When Aggression Makes Sense

I’m not saying never take risks. Some situations call for it.

Late in a round when you’re behind and need to make up strokes \u2014 now’s the time for aggression. Playing safe when you’re down three strokes with four holes left doesn’t help you catch up. The math changes when the situation is desperate.

Practice rounds where you’re trying new things \u2014 go for it. That’s what practice is for. Learn what you can and can’t do.

Shots where your success rate is actually high \u2014 trust yourself. If you hit this line 80% of the time, it’s not really a risk, it’s just a shot.

The point isn’t “never be aggressive.” It’s “be aggressive when the situation warrants it, not when your ego wants it.”

What I’m Working On

Honestly, I’m still working on all of this. The gap between knowing the right play and executing the right play is real, and I fall into it constantly. I preach course management and then throw at a gap I shouldn’t throw at.

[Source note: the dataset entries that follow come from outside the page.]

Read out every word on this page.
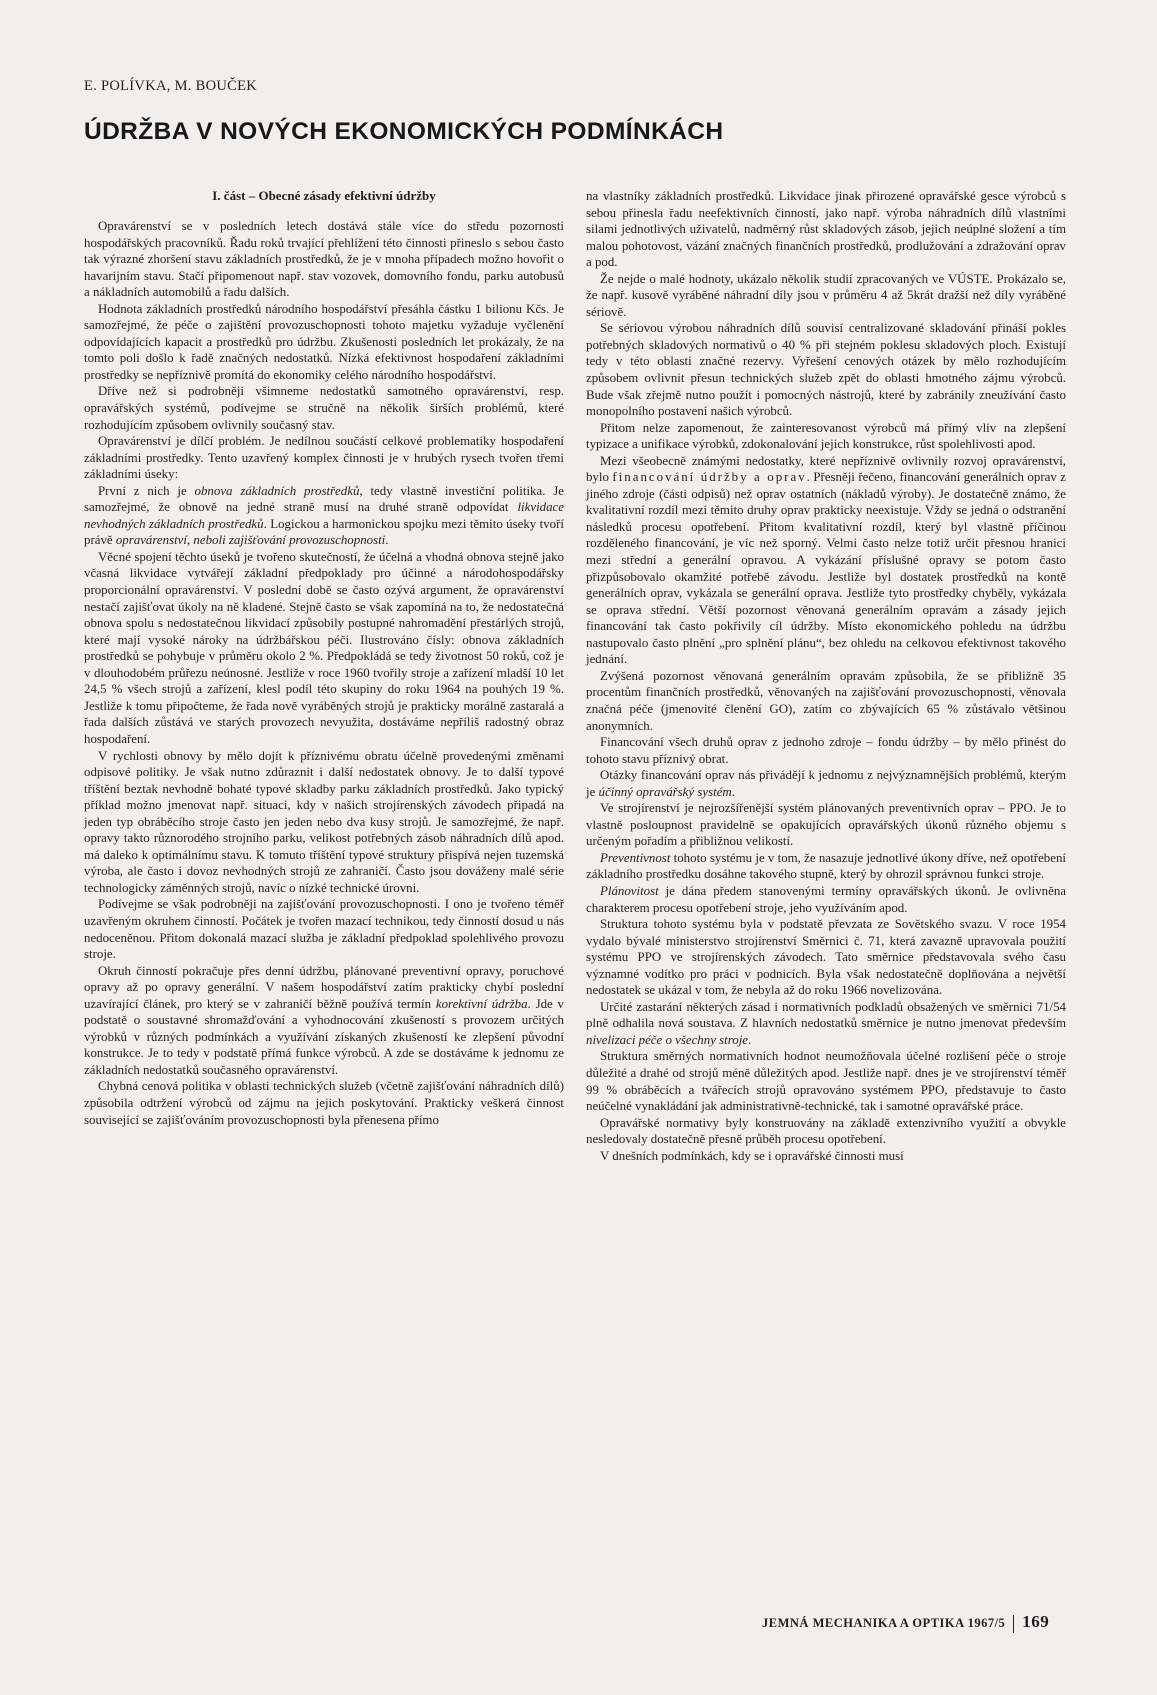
E. POLÍVKA, M. BOUČEK
ÚDRŽBA V NOVÝCH EKONOMICKÝCH PODMÍNKÁCH
I. část – Obecné zásady efektivní údržby

Opravárenství se v posledních letech dostává stále více do středu pozornosti hospodářských pracovníků. Řadu roků trvající přehlížení této činnosti přineslo s sebou často tak výrazné zhoršení stavu základních prostředků, že je v mnoha případech možno hovořit o havarijním stavu. Stačí připomenout např. stav vozovek, domovního fondu, parku autobusů a nákladních automobilů a řadu dalších.

Hodnota základních prostředků národního hospodářství přesáhla částku 1 bilionu Kčs. Je samozřejmé, že péče o zajištění provozuschopnosti tohoto majetku vyžaduje vyčlenění odpovídajících kapacit a prostředků pro údržbu. Zkušenosti posledních let prokázaly, že na tomto poli došlo k řadě značných nedostatků. Nízká efektivnost hospodaření základními prostředky se nepříznivě promítá do ekonomiky celého národního hospodářství.

Dříve než si podrobněji všimneme nedostatků samotného opravárenství, resp. opravářských systémů, podívejme se stručně na několik širších problémů, které rozhodujícím způsobem ovlivnily současný stav.

Opravárenství je dílčí problém. Je nedílnou součástí celkové problematiky hospodaření základními prostředky. Tento uzavřený komplex činnosti je v hrubých rysech tvořen třemi základními úseky:

První z nich je obnova základních prostředků, tedy vlastně investiční politika. Je samozřejmé, že obnově na jedné straně musí na druhé straně odpovídat likvidace nevhodných základních prostředků. Logickou a harmonickou spojku mezi těmito úseky tvoří právě opravárenství, neboli zajišťování provozuschopnosti.

Věcné spojení těchto úseků je tvořeno skutečností, že účelná a vhodná obnova stejně jako včasná likvidace vytvářejí základní předpoklady pro účinné a národohospodářsky proporcionální opravárenství. V poslední době se často ozývá argument, že opravárenství nestačí zajišťovat úkoly na ně kladené. Stejně často se však zapomíná na to, že nedostatečná obnova spolu s nedostatečnou likvidací způsobily postupné nahromadění přestárlých strojů, které mají vysoké nároky na údržbářskou péči. Ilustrováno čísly: obnova základních prostředků se pohybuje v průměru okolo 2 %. Předpokládá se tedy životnost 50 roků, což je v dlouhodobém průřezu neúnosné. Jestliže v roce 1960 tvořily stroje a zařízení mladší 10 let 24,5 % všech strojů a zařízení, klesl podíl této skupiny do roku 1964 na pouhých 19 %. Jestliže k tomu připočteme, že řada nově vyráběných strojů je prakticky morálně zastaralá a řada dalších zůstává ve starých provozech nevyužita, dostáváme nepříliš radostný obraz hospodaření.

V rychlosti obnovy by mělo dojít k příznivému obratu účelně provedenými změnami odpisové politiky. Je však nutno zdůraznit i další nedostatek obnovy. Je to další typové tříštění beztak nevhodně bohaté typové skladby parku základních prostředků. Jako typický příklad možno jmenovat např. situaci, kdy v našich strojírenských závodech připadá na jeden typ obráběcího stroje často jen jeden nebo dva kusy strojů. Je samozřejmé, že např. opravy takto různorodého strojního parku, velikost potřebných zásob náhradních dílů apod. má daleko k optimálnímu stavu. K tomuto tříštění typové struktury přispívá nejen tuzemská výroba, ale často i dovoz nevhodných strojů ze zahraničí. Často jsou dováženy malé série technologicky záměnných strojů, navíc o nízké technické úrovni.

Podívejme se však podrobněji na zajišťování provozuschopnosti. I ono je tvořeno téměř uzavřeným okruhem činností. Počátek je tvořen mazací technikou, tedy činností dosud u nás nedoceněnou. Přitom dokonalá mazací služba je základní předpoklad spolehlivého provozu stroje.

Okruh činností pokračuje přes denní údržbu, plánované preventivní opravy, poruchové opravy až po opravy generální. V našem hospodářství zatím prakticky chybí poslední uzavírající článek, pro který se v zahraničí běžně používá termín korektivní údržba. Jde v podstatě o soustavné shromažďování a vyhodnocování zkušeností s provozem určitých výrobků v různých podmínkách a využívání získaných zkušeností ke zlepšení původní konstrukce. Je to tedy v podstatě přímá funkce výrobců. A zde se dostáváme k jednomu ze základních nedostatků současného opravárenství.

Chybná cenová politika v oblasti technických služeb (včetně zajišťování náhradních dílů) způsobila odtržení výrobců od zájmu na jejich poskytování. Prakticky veškerá činnost související se zajišťováním provozuschopnosti byla přenesena přímo

na vlastníky základních prostředků. Likvidace jinak přirozené opravářské gesce výrobců s sebou přinesla řadu neefektivních činností, jako např. výroba náhradních dílů vlastními silami jednotlivých uživatelů, nadměrný růst skladových zásob, jejich neúplné složení a tím malou pohotovost, vázání značných finančních prostředků, prodlužování a zdražování oprav a pod.

Že nejde o malé hodnoty, ukázalo několik studií zpracovaných ve VÚSTE. Prokázalo se, že např. kusově vyráběné náhradní díly jsou v průměru 4 až 5krát dražší než díly vyráběné sériově.

Se sériovou výrobou náhradních dílů souvisí centralizované skladování přináší pokles potřebných skladových normativů o 40 % při stejném poklesu skladových ploch. Existují tedy v této oblasti značné rezervy. Vyřešení cenových otázek by mělo rozhodujícím způsobem ovlivnit přesun technických služeb zpět do oblasti hmotného zájmu výrobců. Bude však zřejmě nutno použít i pomocných nástrojů, které by zabránily zneužívání často monopolního postavení našich výrobců.

Přitom nelze zapomenout, že zainteresovanost výrobců má přímý vliv na zlepšení typizace a unifikace výrobků, zdokonalování jejich konstrukce, růst spolehlivosti apod.

Mezi všeobecně známými nedostatky, které nepříznivě ovlivnily rozvoj opravárenství, bylo financování údržby a oprav. Přesněji řečeno, financování generálních oprav z jiného zdroje (části odpisů) než oprav ostatních (nákladů výroby). Je dostatečně známo, že kvalitativní rozdíl mezi těmito druhy oprav prakticky neexistuje. Vždy se jedná o odstranění následků procesu opotřebení. Přitom kvalitativní rozdíl, který byl vlastně příčinou rozděleného financování, je víc než sporný. Velmi často nelze totiž určit přesnou hranici mezi střední a generální opravou. A vykázání příslušné opravy se potom často přizpůsobovalo okamžité potřebě závodu. Jestliže byl dostatek prostředků na kontě generálních oprav, vykázala se generální oprava. Jestliže tyto prostředky chyběly, vykázala se oprava střední. Větší pozornost věnovaná generálním opravám a zásady jejich financování tak často pokřivily cíl údržby. Místo ekonomického pohledu na údržbu nastupovalo často plnění „pro splnění plánu“, bez ohledu na celkovou efektivnost takového jednání.

Zvýšená pozornost věnovaná generálním opravám způsobila, že se přibližně 35 procentům finančních prostředků, věnovaných na zajišťování provozuschopnosti, věnovala značná péče (jmenovité členění GO), zatím co zbývajících 65 % zůstávalo většinou anonymních.

Financování všech druhů oprav z jednoho zdroje – fondu údržby – by mělo přinést do tohoto stavu příznivý obrat.

Otázky financování oprav nás přivádějí k jednomu z nejvýznamnějších problémů, kterým je účinný opravářský systém.

Ve strojírenství je nejrozšířenější systém plánovaných preventivních oprav – PPO. Je to vlastně posloupnost pravidelně se opakujících opravářských úkonů různého objemu s určeným pořadím a přibližnou velikostí.

Preventivnost tohoto systému je v tom, že nasazuje jednotlivé úkony dříve, než opotřebení základního prostředku dosáhne takového stupně, který by ohrozil správnou funkci stroje.

Plánovitost je dána předem stanovenými termíny opravářských úkonů. Je ovlivněna charakterem procesu opotřebení stroje, jeho využíváním apod.

Struktura tohoto systému byla v podstatě převzata ze Sovětského svazu. V roce 1954 vydalo bývalé ministerstvo strojírenství Směrnici č. 71, která zavazně upravovala použití systému PPO ve strojírenských závodech. Tato směrnice představovala svého času významné vodítko pro práci v podnicích. Byla však nedostatečně doplňována a největší nedostatek se ukázal v tom, že nebyla až do roku 1966 novelizována.

Určité zastarání některých zásad i normativních podkladů obsažených ve směrnici 71/54 plně odhalila nová soustava. Z hlavních nedostatků směrnice je nutno jmenovat především nivelizaci péče o všechny stroje.

Struktura směrných normativních hodnot neumožňovala účelné rozlišení péče o stroje důležité a drahé od strojů méně důležitých apod. Jestliže např. dnes je ve strojírenství téměř 99 % obráběcích a tvářecích strojů opravováno systémem PPO, představuje to často neúčelné vynakládání jak administrativně-technické, tak i samotné opravářské práce.

Opravářské normativy byly konstruovány na základě extenzivního využití a obvykle nesledovaly dostatečně přesně průběh procesu opotřebení.

V dnešních podmínkách, kdy se i opravářské činnosti musí

JEMNÁ MECHANIKA A OPTIKA 1967/5 169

What’s helped: counting my blowup holes after rounds and being honest about what caused them. Tracking how many times I went OB from aggressive choices versus actual mistakes. Seeing the pattern in data.

What hasn’t helped: telling myself I’ll play smarter next time without any specific plan for how. Good intentions don’t survive the emotional moment when I’m standing over a shot that looks makeable.

It’s a practice thing. Like everything else in disc golf, it takes reps to build new habits. The habit I’m trying to build is: pause before risky shots. Ask the questions. Make a real decision instead of an instinctive one.

I’ll let you know when I’ve figured it out. Until then, I’ll keep donating discs to the water at hole 5 occasionally. At least I know why I’m doing it now.